Perma growth fueled by expanding debt levels is not limited to the U.S. Total global credit market debt has grown at more than an 11% CAGR from $80 trillion to approximately $200 trillion. Over the same period of time, global real GDP has grown at approximately 4% CAGR.
Central bankers are pushing against debt deleveraging with new liquidity and quantitative easing programs. The investing world remains highly uncertain as current debt levels are simply unsustainable.
We envision three potential scenarios:
- Prolonged subpar growth weighed down by too much debt
- Massive debt restructuring and write downs
- Inflation caused by expanding central bank balance sheets
Our view is that most investors are "hoping" for scenario #1 of prolonged subpar growth.

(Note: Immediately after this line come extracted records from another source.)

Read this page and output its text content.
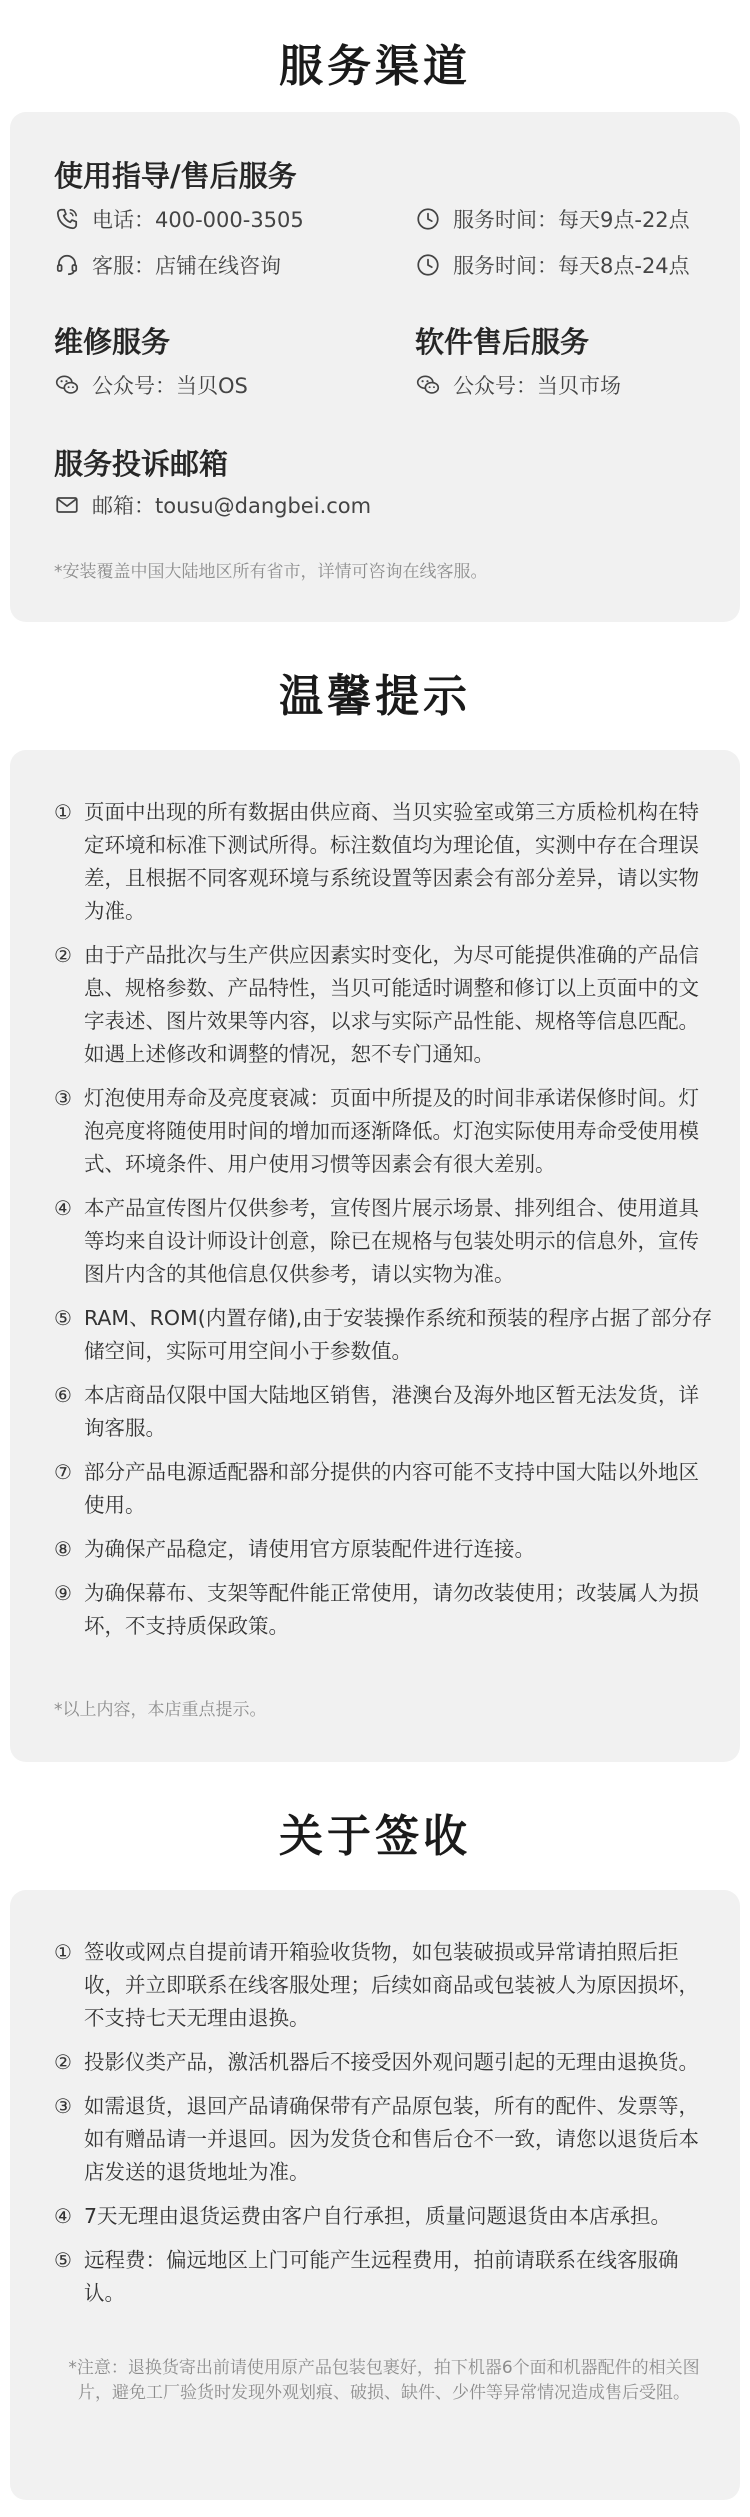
服务渠道
使用指导/售后服务
电话：400-000-3505	服务时间：每天9点-22点
客服：店铺在线咨询	服务时间：每天8点-24点
维修服务
公众号：当贝OS
软件售后服务
公众号：当贝市场
服务投诉邮箱
邮箱：tousu@dangbei.com
*安装覆盖中国大陆地区所有省市，详情可咨询在线客服。
温馨提示
① 页面中出现的所有数据由供应商、当贝实验室或第三方质检机构在特定环境和标准下测试所得。标注数值均为理论值，实测中存在合理误差，且根据不同客观环境与系统设置等因素会有部分差异，请以实物为准。
② 由于产品批次与生产供应因素实时变化，为尽可能提供准确的产品信息、规格参数、产品特性，当贝可能适时调整和修订以上页面中的文字表述、图片效果等内容，以求与实际产品性能、规格等信息匹配。如遇上述修改和调整的情况，恕不专门通知。
③ 灯泡使用寿命及亮度衰减：页面中所提及的时间非承诺保修时间。灯泡亮度将随使用时间的增加而逐渐降低。灯泡实际使用寿命受使用模式、环境条件、用户使用习惯等因素会有很大差别。
④ 本产品宣传图片仅供参考，宣传图片展示场景、排列组合、使用道具等均来自设计师设计创意，除已在规格与包装处明示的信息外，宣传图片内含的其他信息仅供参考，请以实物为准。
⑤ RAM、ROM(内置存储),由于安装操作系统和预装的程序占据了部分存储空间，实际可用空间小于参数值。
⑥ 本店商品仅限中国大陆地区销售，港澳台及海外地区暂无法发货，详询客服。
⑦ 部分产品电源适配器和部分提供的内容可能不支持中国大陆以外地区使用。
⑧ 为确保产品稳定，请使用官方原装配件进行连接。
⑨ 为确保幕布、支架等配件能正常使用，请勿改装使用；改装属人为损坏，不支持质保政策。
*以上内容，本店重点提示。
关于签收
① 签收或网点自提前请开箱验收货物，如包装破损或异常请拍照后拒收，并立即联系在线客服处理；后续如商品或包装被人为原因损坏，不支持七天无理由退换。
② 投影仪类产品，激活机器后不接受因外观问题引起的无理由退换货。
③ 如需退货，退回产品请确保带有产品原包装，所有的配件、发票等，如有赠品请一并退回。因为发货仓和售后仓不一致，请您以退货后本店发送的退货地址为准。
④ 7天无理由退货运费由客户自行承担，质量问题退货由本店承担。
⑤ 远程费：偏远地区上门可能产生远程费用，拍前请联系在线客服确认。
*注意：退换货寄出前请使用原产品包装包裹好，拍下机器6个面和机器配件的相关图片，避免工厂验货时发现外观划痕、破损、缺件、少件等异常情况造成售后受阻。
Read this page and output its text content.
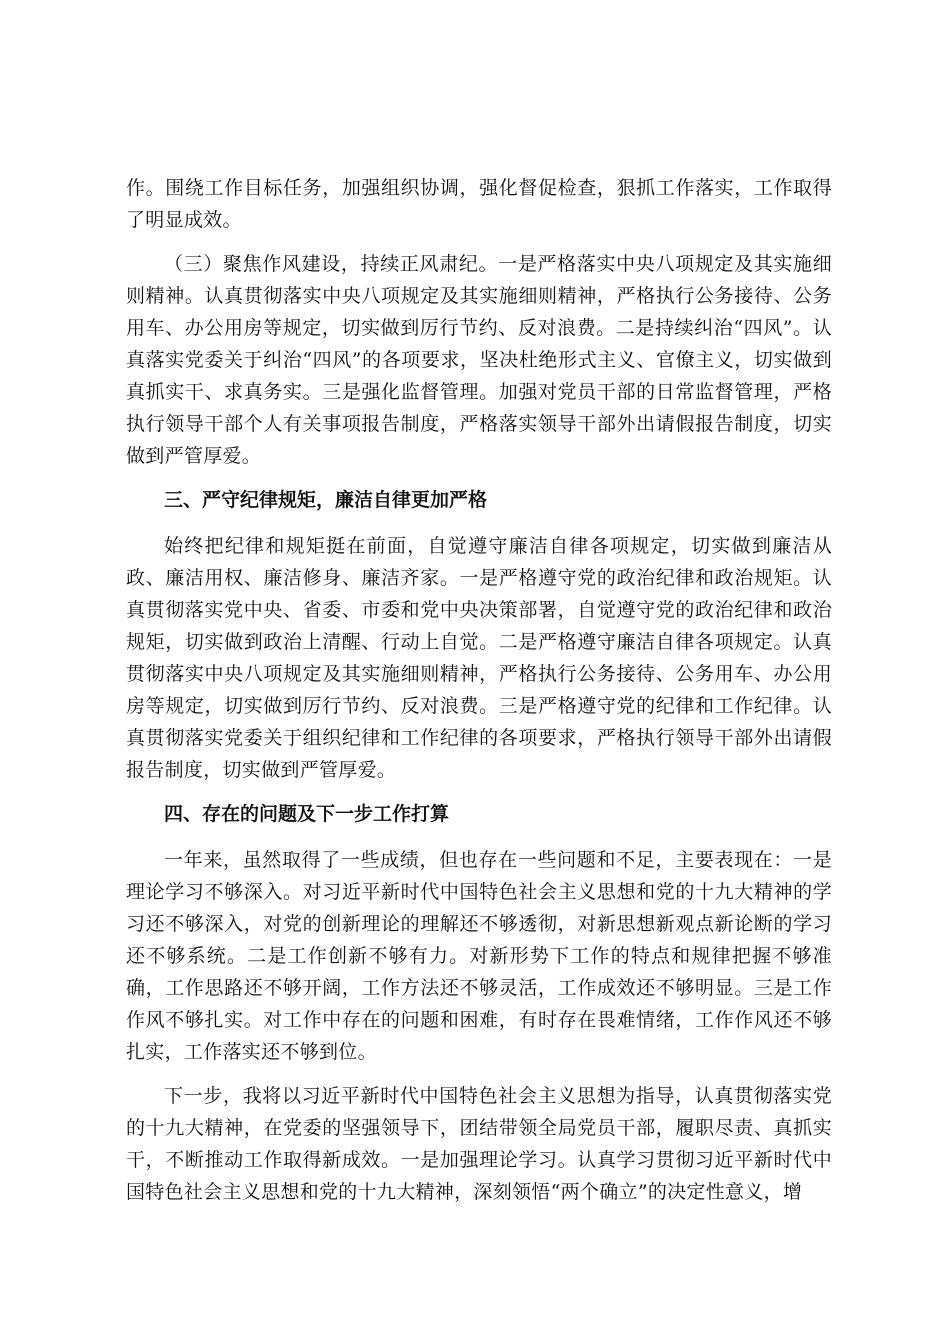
作。围绕工作目标任务，加强组织协调，强化督促检查，狠抓工作落实，工作取得了明显成效。

（三）聚焦作风建设，持续正风肃纪。一是严格落实中央八项规定及其实施细则精神。认真贯彻落实中央八项规定及其实施细则精神，严格执行公务接待、公务用车、办公用房等规定，切实做到厉行节约、反对浪费。二是持续纠治“四风”。认真落实党委关于纠治“四风”的各项要求，坚决杜绝形式主义、官僚主义，切实做到真抓实干、求真务实。三是强化监督管理。加强对党员干部的日常监督管理，严格执行领导干部个人有关事项报告制度，严格落实领导干部外出请假报告制度，切实做到严管厚爱。

三、严守纪律规矩，廉洁自律更加严格

始终把纪律和规矩挺在前面，自觉遵守廉洁自律各项规定，切实做到廉洁从政、廉洁用权、廉洁修身、廉洁齐家。一是严格遵守党的政治纪律和政治规矩。认真贯彻落实党中央、省委、市委和党中央决策部署，自觉遵守党的政治纪律和政治规矩，切实做到政治上清醒、行动上自觉。二是严格遵守廉洁自律各项规定。认真贯彻落实中央八项规定及其实施细则精神，严格执行公务接待、公务用车、办公用房等规定，切实做到厉行节约、反对浪费。三是严格遵守党的纪律和工作纪律。认真贯彻落实党委关于组织纪律和工作纪律的各项要求，严格执行领导干部外出请假报告制度，切实做到严管厚爱。

四、存在的问题及下一步工作打算

一年来，虽然取得了一些成绩，但也存在一些问题和不足，主要表现在：一是理论学习不够深入。对习近平新时代中国特色社会主义思想和党的十九大精神的学习还不够深入，对党的创新理论的理解还不够透彻，对新思想新观点新论断的学习还不够系统。二是工作创新不够有力。对新形势下工作的特点和规律把握不够准确，工作思路还不够开阔，工作方法还不够灵活，工作成效还不够明显。三是工作作风不够扎实。对工作中存在的问题和困难，有时存在畏难情绪，工作作风还不够扎实，工作落实还不够到位。

下一步，我将以习近平新时代中国特色社会主义思想为指导，认真贯彻落实党的十九大精神，在党委的坚强领导下，团结带领全局党员干部，履职尽责、真抓实干，不断推动工作取得新成效。一是加强理论学习。认真学习贯彻习近平新时代中国特色社会主义思想和党的十九大精神，深刻领悟“两个确立”的决定性意义，增
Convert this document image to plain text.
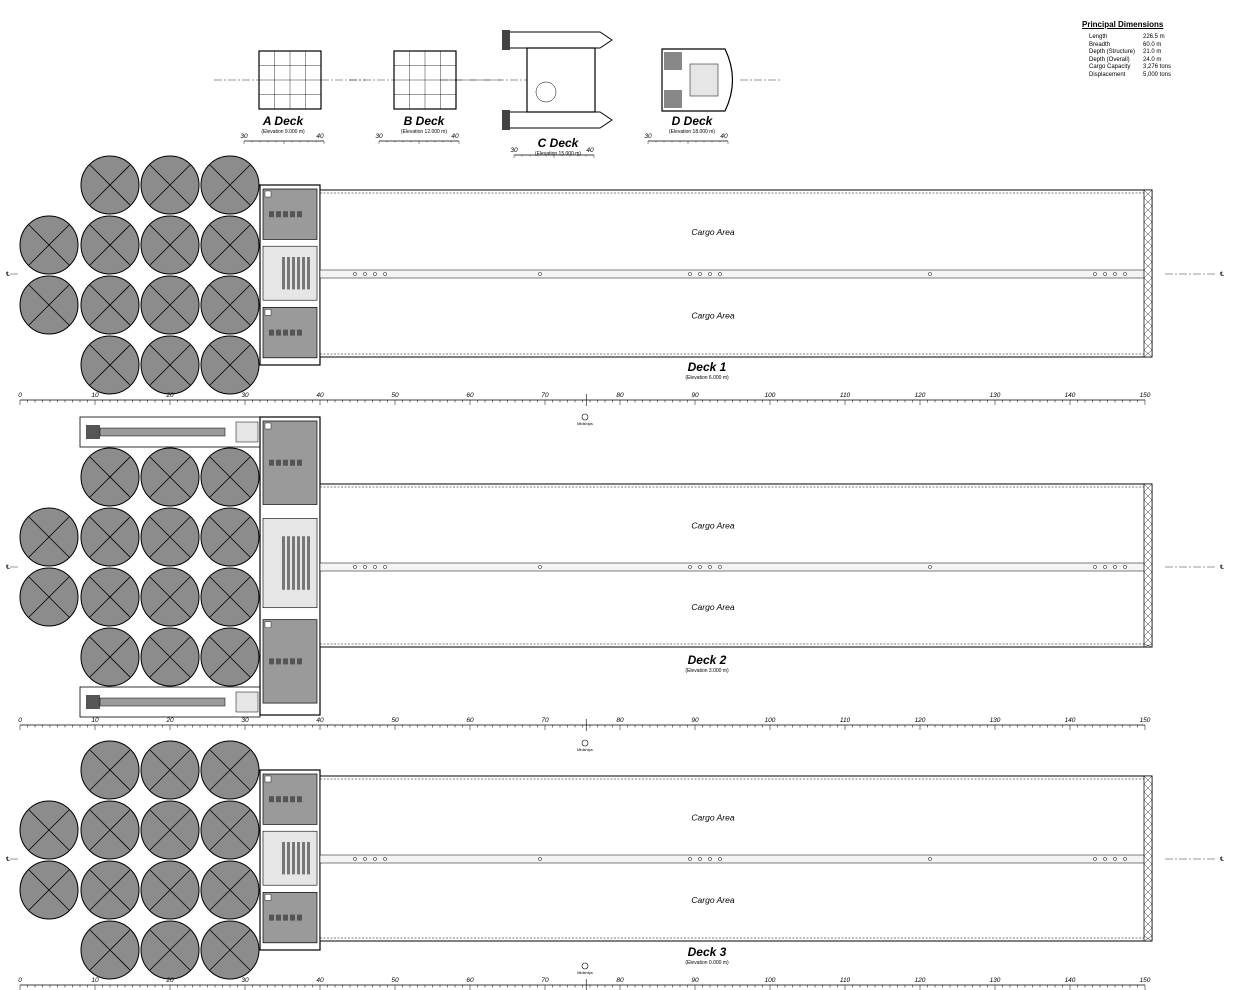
A Deck
(Elevation 9.000 m)
30	40
B Deck
(Elevation 12.000 m)
30	40	C Deck
(Elevation 15.000 m)
30	40
D Deck
(Elevation 18.000 m)
30	40
Cargo Area
Cargo Area
℄	℄
Deck 1
(Elevation 6.000 m)
0	10	20	30	40	50	60	70	80	90	100	110	120	130	140	150
Midships
Cargo Area
Cargo Area
℄	℄
Deck 2
(Elevation 3.000 m)
0	10	20	30	40	50	60	70	80	90	100	110	120	130	140	150
Midships
Cargo Area
Cargo Area
℄	℄
Deck 3
(Elevation 0.000 m)
0	10	20	30	40	50	60	70	80	90	100	110	120	130	140	150
Midships
Principal Dimensions
Length	226.5 m
Breadth	60.0 m
Depth (Structure)	21.0 m
Depth (Overall)	24.0 m
Cargo Capacity	3,276 tons
Displacement	5,000 tons
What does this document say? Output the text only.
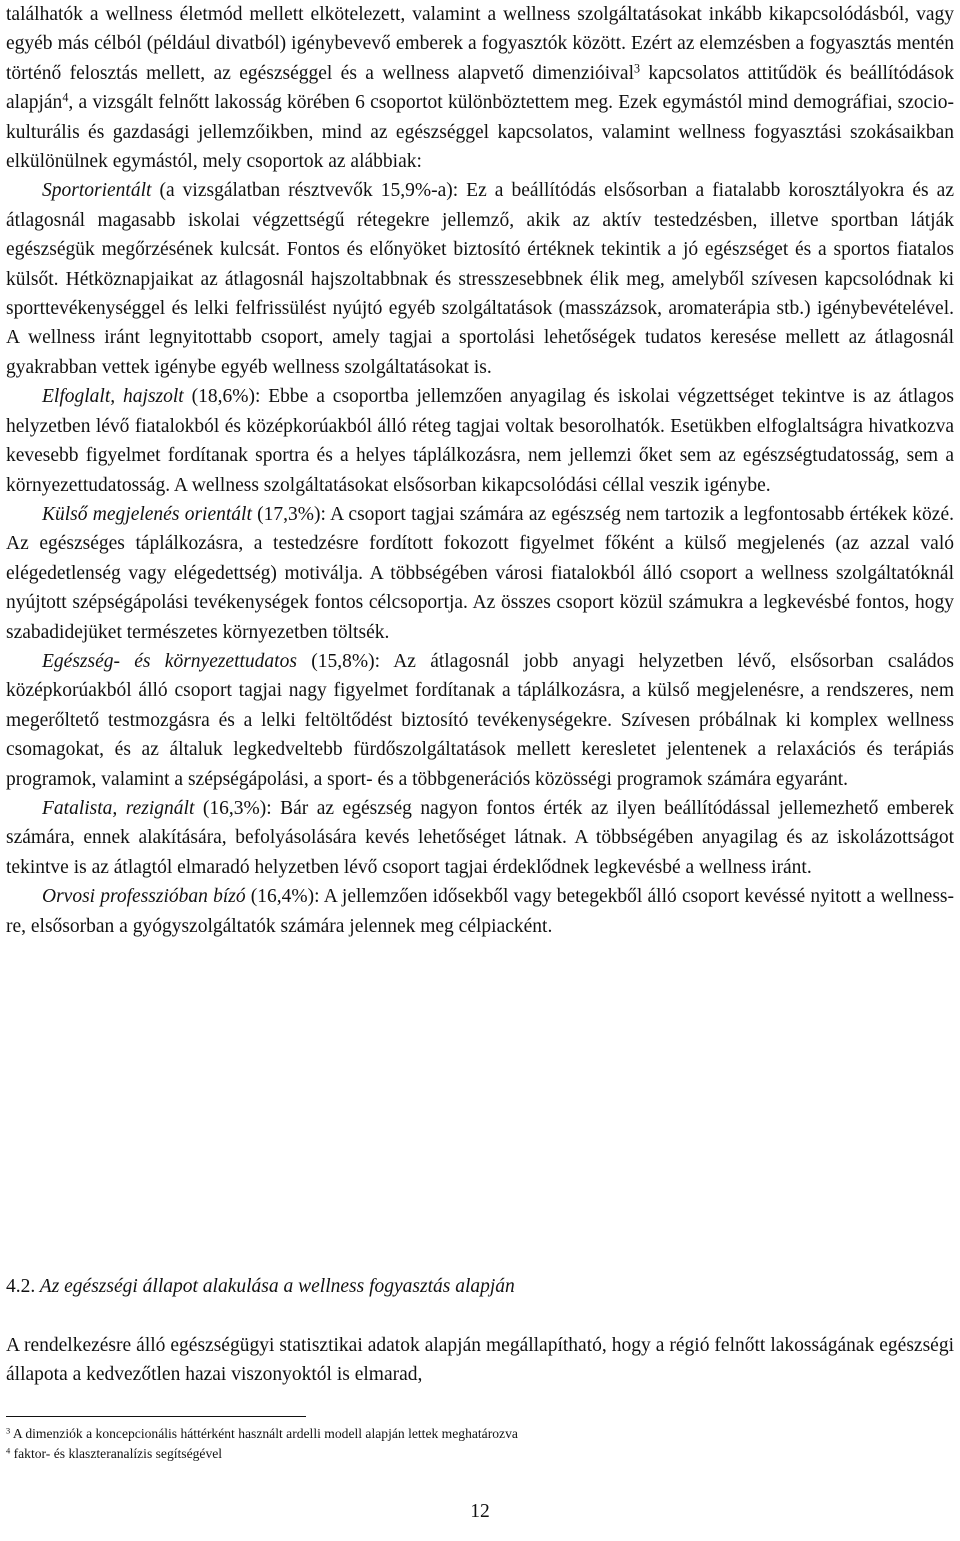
találhatók a wellness életmód mellett elkötelezett, valamint a wellness szolgáltatásokat inkább kikapcsolódásból, vagy egyéb más célból (például divatból) igénybevevő emberek a fogyasztók között. Ezért az elemzésben a fogyasztás mentén történő felosztás mellett, az egészséggel és a wellness alapvető dimenzióival$^3$ kapcsolatos attitűdök és beállítódások alapján$^4$, a vizsgált felnőtt lakosság körében 6 csoportot különböztettem meg. Ezek egymástól mind demográfiai, szocio-kulturális és gazdasági jellemzőikben, mind az egészséggel kapcsolatos, valamint wellness fogyasztási szokásaikban elkülönülnek egymástól, mely csoportok az alábbiak:

Sportorientált (a vizsgálatban résztvevők 15,9%-a): Ez a beállítódás elsősorban a fiatalabb korosztályokra és az átlagosnál magasabb iskolai végzettségű rétegekre jellemző, akik az aktív testedzésben, illetve sportban látják egészségük megőrzésének kulcsát. Fontos és előnyöket biztosító értéknek tekintik a jó egészséget és a sportos fiatalos külsőt. Hétköznapjaikat az átlagosnál hajszoltabbnak és stresszesebbnek élik meg, amelyből szívesen kapcsolódnak ki sporttevékenységgel és lelki felfrissülést nyújtó egyéb szolgáltatások (masszázsok, aromaterápia stb.) igénybevételével. A wellness iránt legnyitottabb csoport, amely tagjai a sportolási lehetőségek tudatos keresése mellett az átlagosnál gyakrabban vettek igénybe egyéb wellness szolgáltatásokat is.

Elfoglalt, hajszolt (18,6%): Ebbe a csoportba jellemzően anyagilag és iskolai végzettséget tekintve is az átlagos helyzetben lévő fiatalokból és középkorúakból álló réteg tagjai voltak besorolhatók. Esetükben elfoglaltságra hivatkozva kevesebb figyelmet fordítanak sportra és a helyes táplálkozásra, nem jellemzi őket sem az egészségtudatosság, sem a környezettudatosság. A wellness szolgáltatásokat elsősorban kikapcsolódási céllal veszik igénybe.

Külső megjelenés orientált (17,3%): A csoport tagjai számára az egészség nem tartozik a legfontosabb értékek közé. Az egészséges táplálkozásra, a testedzésre fordított fokozott figyelmet főként a külső megjelenés (az azzal való elégedetlenség vagy elégedettség) motiválja. A többségében városi fiatalokból álló csoport a wellness szolgáltatóknál nyújtott szépségápolási tevékenységek fontos célcsoportja. Az összes csoport közül számukra a legkevésbé fontos, hogy szabadidejüket természetes környezetben töltsék.

Egészség- és környezettudatos (15,8%): Az átlagosnál jobb anyagi helyzetben lévő, elsősorban családos középkorúakból álló csoport tagjai nagy figyelmet fordítanak a táplálkozásra, a külső megjelenésre, a rendszeres, nem megerőltető testmozgásra és a lelki feltöltődést biztosító tevékenységekre. Szívesen próbálnak ki komplex wellness csomagokat, és az általuk legkedveltebb fürdőszolgáltatások mellett keresletet jelentenek a relaxációs és terápiás programok, valamint a szépségápolási, a sport- és a többgenerációs közösségi programok számára egyaránt.

Fatalista, rezignált (16,3%): Bár az egészség nagyon fontos érték az ilyen beállítódással jellemezhető emberek számára, ennek alakítására, befolyásolására kevés lehetőséget látnak. A többségében anyagilag és az iskolázottságot tekintve is az átlagtól elmaradó helyzetben lévő csoport tagjai érdeklődnek legkevésbé a wellness iránt.

Orvosi professzióban bízó (16,4%): A jellemzően idősekből vagy betegekből álló csoport kevéssé nyitott a wellness-re, elsősorban a gyógyszolgáltatók számára jelennek meg célpiacként.

4.2. Az egészségi állapot alakulása a wellness fogyasztás alapján

A rendelkezésre álló egészségügyi statisztikai adatok alapján megállapítható, hogy a régió felnőtt lakosságának egészségi állapota a kedvezőtlen hazai viszonyoktól is elmarad,

$^3$ A dimenziók a koncepcionális háttérként használt ardelli modell alapján lettek meghatározva

$^4$ faktor- és klaszteranalízis segítségével

12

We think that investors should prepare for further strains in Europe from restructuring and the potential for high inflation.
That said, we think the euro could be headed significantly lower over the next 12 months (potentially down to parity with the dollar). As shown in the chart below, the euro is in a confirmed downtrend and we plan on staying short for the foreseeable future.
Investors that are looking to take a short position in the euro (without shorting actual spot currency) can either short the Currency Shares Euro Trust (FXE) or go long ProShares UltraShort Euro (EUO).
We also own gold and silver in physical and ETF forms (GLD and SLV). We follow a policy of not timing the market, but slowly accumulating these metals, as they are our insurance policy against inflation. Investors interested in vehicles that retain physical metal should look into Sprott Asset Management’s Sprott Physical Gold Trust (PHYS) and Sprott Physical Silver Trust (PSLV).